Lastly, the fiscal rules around oil and gas windfalls have actually limited the CBR's ability to support the Ruble by intervening in the FX market. And so this backdrop of weak Ruble and persistent pro-inflationary factors has led the CBR to signal tighter for longer monetary policy over the next 2 years. We do expect a few cuts, mostly in 2025, as we expect government spending to peak this year. But with our projections about target inflation, both this year and next year, we do -- it will remain restrictive, and we see them ending 2025 still in double digits.
Kristen Hallam
Thanks for that, Shu. And Harumi, let's go to Japan, which also is a different narrative from the U.S. and the ECB as we've been discussing. What is it that prompted Japan to start raising rates? And what is the BOJ trying to achieve there?
Harumi Taguchi
Okay. The wage growth was the key driver for the BOJ's decisions. We saw the early result of the annual wage negotiation in March, which was an average of 5.28%, and it is the biggest rise since 1991. This led the BOJ to consider the probability to achieve 2% inflation target has risen. The BOJ is trying to achieve the sustainable inflation of 2% slowed the vicious cycle between wage and prices. In other words, the bank is waiting for the sustainable inflation driven by the consumer demand supported by sufficient wage increase. The BOJ will move once it becomes more confident about the inflation outlook, which is to say if wages actually increase and outpace inflation, while less struggles in private consumption.
Kristen Hallam
Thanks, Rumi. Following the April 26 policy meeting, the Yen significantly weakened, as we've discussed. How might that influence the course of the BOJ's monetary policy decisions? What might the BOJ do to shore up the Yen?
Harumi Taguchi
The weakness of the Yen reflects the wider interest rate differentials. This is due partially to the outlook, the BOJ is to maintain the accommodative policy, but also more importantly, due to factoring the slower-than-expected anticipated policy led by U.S. Federal Reserve. But BOJ is unlikely to raise its policy rate in response to the Yen depreciation, but we think it could move that, is scheduled for the rate hike if higher import prices, if the consumer price is more than expected and then effectively it's increased.
Kristen Hallam
And one more question for you. Rumi, when will the BOJ start tapering asset purchases?
Harumi Taguchi
Okay. The BOJ has decided to stop yield the curve control and purchasing risk asset but still continue to be purchasing the government bond.
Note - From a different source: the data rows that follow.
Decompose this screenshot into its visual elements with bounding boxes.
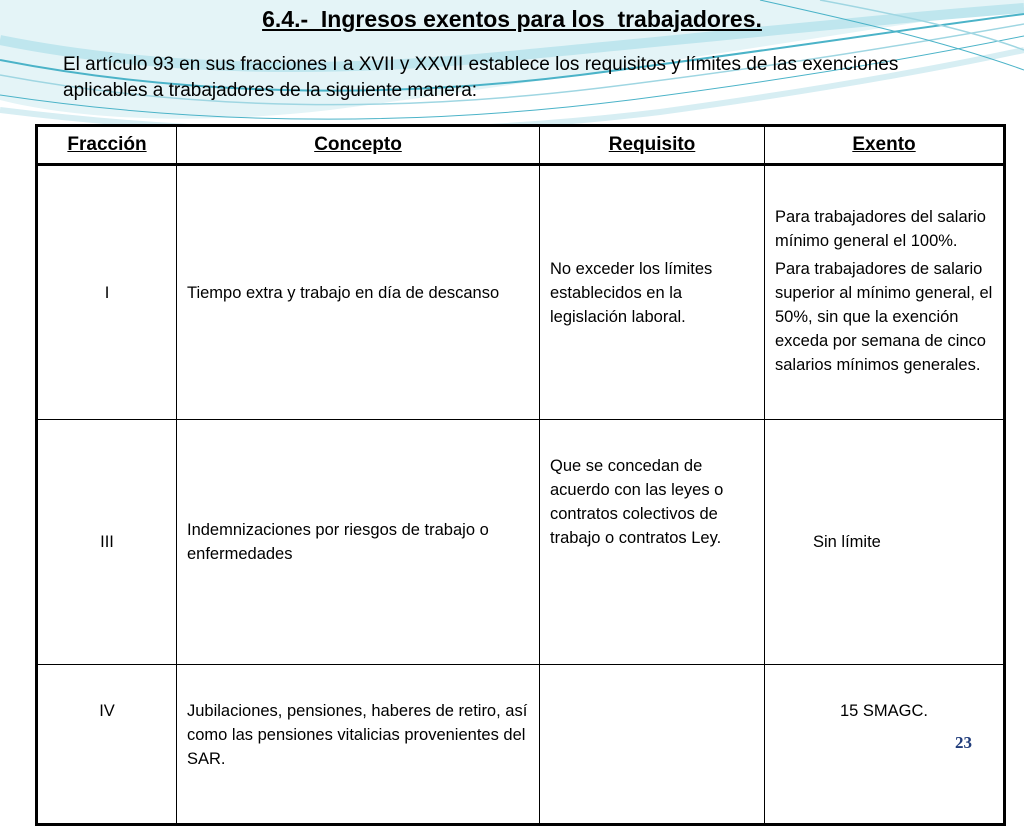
table-row — [37, 665, 1005, 825]
cell-requisito — [540, 665, 765, 825]
exento-text-2: Para trabajadores de salario superior al mínimo general, el 50%, sin que la exención exceda por semana de cinco salarios mínimos generales. — [775, 259, 993, 374]
header-concepto: Concepto — [177, 126, 540, 165]
exento-text-1: Para trabajadores del salario mínimo general el 100%. — [775, 207, 986, 250]
table-row — [37, 420, 1005, 665]
cell-exento: Sin límite — [765, 420, 1005, 665]
table-header-row — [37, 126, 1005, 165]
cell-requisito: No exceder los límites establecidos en la legislación laboral. — [540, 165, 765, 420]
cell-concepto: Jubilaciones, pensiones, haberes de retiro, así como las pensiones vitalicias provenientes del SAR. — [177, 665, 540, 825]
intro-paragraph: El artículo 93 en sus fracciones I a XVII y XXVII establece los requisitos y límites de las exenciones aplicables a trabajadores de la siguiente manera: — [63, 54, 899, 101]
header-fraccion: Fracción — [37, 126, 177, 165]
cell-concepto: Indemnizaciones por riesgos de trabajo o enfermedades — [177, 420, 540, 665]
cell-fraccion: I — [37, 165, 177, 420]
cell-fraccion: IV — [37, 665, 177, 825]
cell-exento: 15 SMAGC. — [765, 665, 1005, 825]
cell-exento — [765, 165, 1005, 420]
page-number: 23 — [955, 733, 972, 752]
header-requisito: Requisito — [540, 126, 765, 165]
cell-concepto: Tiempo extra y trabajo en día de descanso — [177, 165, 540, 420]
header-exento: Exento — [765, 126, 1005, 165]
slide-title: 6.4.- Ingresos exentos para los trabajadores. — [262, 6, 762, 32]
exemptions-table — [35, 124, 1006, 826]
table-row — [37, 165, 1005, 420]
cell-fraccion: III — [37, 420, 177, 665]
cell-requisito: Que se concedan de acuerdo con las leyes o contratos colectivos de trabajo o contratos Ley. — [540, 420, 765, 665]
The BOJ could begin to reduce purchase of the Japanese government bonds slightly in response to the market conditions, but it is unlikely to start meaningful reduction until the policy rate could come close to the neutral rate, which probably in the later 2026, or unless the bond market participant increase enough so that the Bank of Japan do not need to fight with the speculative strategies. But the Bank of Japan do not plan to use the tapering as an active instrument to raise bond yields as the short-term interest rate is now the main policy instrument.
Kristen Hallam
Thank you for that. So we've given you all a lot to think about today, and we are committed to continuing the conversation. Please look for our analysis and thematic coverage on our blog. And that is all the time we have for today. Thanks to Rumi and Shu, and thanks to you for engaging with us today.